Default credentials

Every BoothIQ kiosk ships with two default admin accounts. They have fixed default passwords and are flagged for forced password change on first sign-in.

Warning
Change both immediately. Don't open the booth to customers with the defaults in place.

The defaults

  • admin / admin123. Master access (full admin)
  • user / user123. User access (sales and basic credit operations only)

Both accounts:

  • Are created by BoothIQ during initial database setup
  • Are flagged with PINSetupRequired = true (the first sign-in will route you to PIN setup after the password change)
  • Are flagged as needing a password change on first sign-in
  • Can be deleted or disabled later by a Master user

What happens on first sign-in

When you sign in with either default account for the first time:

  1. The booth recognizes the account is using the default password.
  2. Instead of going to the dashboard, it routes you to the Forced Password Change screen.
  3. You set a new password.
  4. It then routes you to PIN Setup.
  5. You set a recovery PIN.
  6. Then you land on the dashboard.

You only get this forced flow once per account. After that, sign-ins go straight to the dashboard.

Where to change them

In the Settings tab → Security & Users card → Change My Password form. You can also use the same form to change your password later (after the initial forced change).

For full instructions, see First login and password.

What you should do (in order)

  1. Sign in to admin as admin / admin123.
  2. Change the admin password to something strong.
  3. Set up a recovery PIN for the admin account.
  4. Sign out (Exit Admin button).
  5. Sign in as user / user123.
  6. Change the user password.
  7. Set up a recovery PIN for the user account.
  8. Sign out.

Then store both passwords (and both PINs) in a password manager.

What if I don't need the user account?

If you have no use for a User-level account (e.g. you're a one-person operation and don't have staff who need limited access), you can either:

  • Change the user password to something strong (recommended. Leaves the account available if you ever need it)
  • Disable the user account in the User Management section (Settings tab). Master access required to do this

Don't leave user / user123 in place. The default password is the same on every BoothIQ booth and is the first thing an attacker would try.

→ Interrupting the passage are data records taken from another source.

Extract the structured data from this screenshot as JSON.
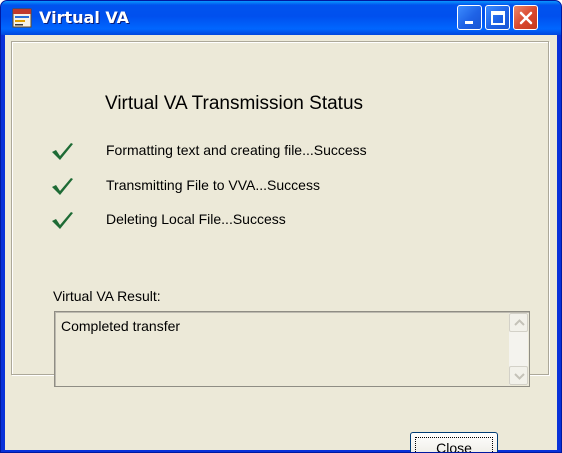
{
  "window": {
    "title": "Virtual VA",
    "controls": [
      "minimize-icon",
      "maximize-icon",
      "close-icon"
    ],
    "titlebar_color": "#0054e3",
    "close_color": "#d9462c"
  },
  "status": {
    "heading": "Virtual VA Transmission Status",
    "steps": [
      {
        "label": "Formatting text and creating file...Success",
        "icon": "checkmark-icon"
      },
      {
        "label": "Transmitting File to VVA...Success",
        "icon": "checkmark-icon"
      },
      {
        "label": "Deleting Local File...Success",
        "icon": "checkmark-icon"
      }
    ],
    "check_color": "#1e6b35"
  },
  "result": {
    "label": "Virtual VA Result:",
    "value": "Completed transfer"
  },
  "buttons": {
    "close_first": "C",
    "close_rest": "lose"
  }
}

Other default values to know

For reference, a few other things that ship with default values:

  • Operation mode. Coin Operated. Change in Settings tab
  • Save photos. (varies by version). Change in Settings → Photo Storage
  • Show logo on prints. Off until you upload a logo. Change in Settings → Business Information
  • Hardware watchdog. On. Change in Settings → Hardware Error Screen
  • Sync from cloud. Off. Change in Settings → Business Information
  • Cloud API URL (manual registration). http://127.0.0.1:8000 (development default). Change in Cloud Sync tab → Manual Registration

You don't need to change every default. Most are sensible. But the admin passwords are non-negotiable.

Why are the defaults documented?

Because pretending they don't exist isn't security. It's security theater. The default credentials are in:

  • This doc set
  • The BoothIQ source code
  • Public installer materials
  • Support team materials

Anyone who wants to find them can. The actual security comes from forcing a change on first login and tracking which booths still have default passwords so they can be flagged.

How to verify defaults have been changed

There's no built-in "show me which booths have default passwords" report on the kiosk. But you can verify your specific booth by:

  1. Trying to sign in as admin / admin123. If it works, the password hasn't been changed. Change it immediately.
  2. Trying to sign in as user / user123. Same check.
  3. Confirming neither account routes you to a Forced Password Change screen. Meaning both accounts are using changed passwords.

For a managed fleet, your cloud dashboard may have a "booths still using defaults" alert. Check there.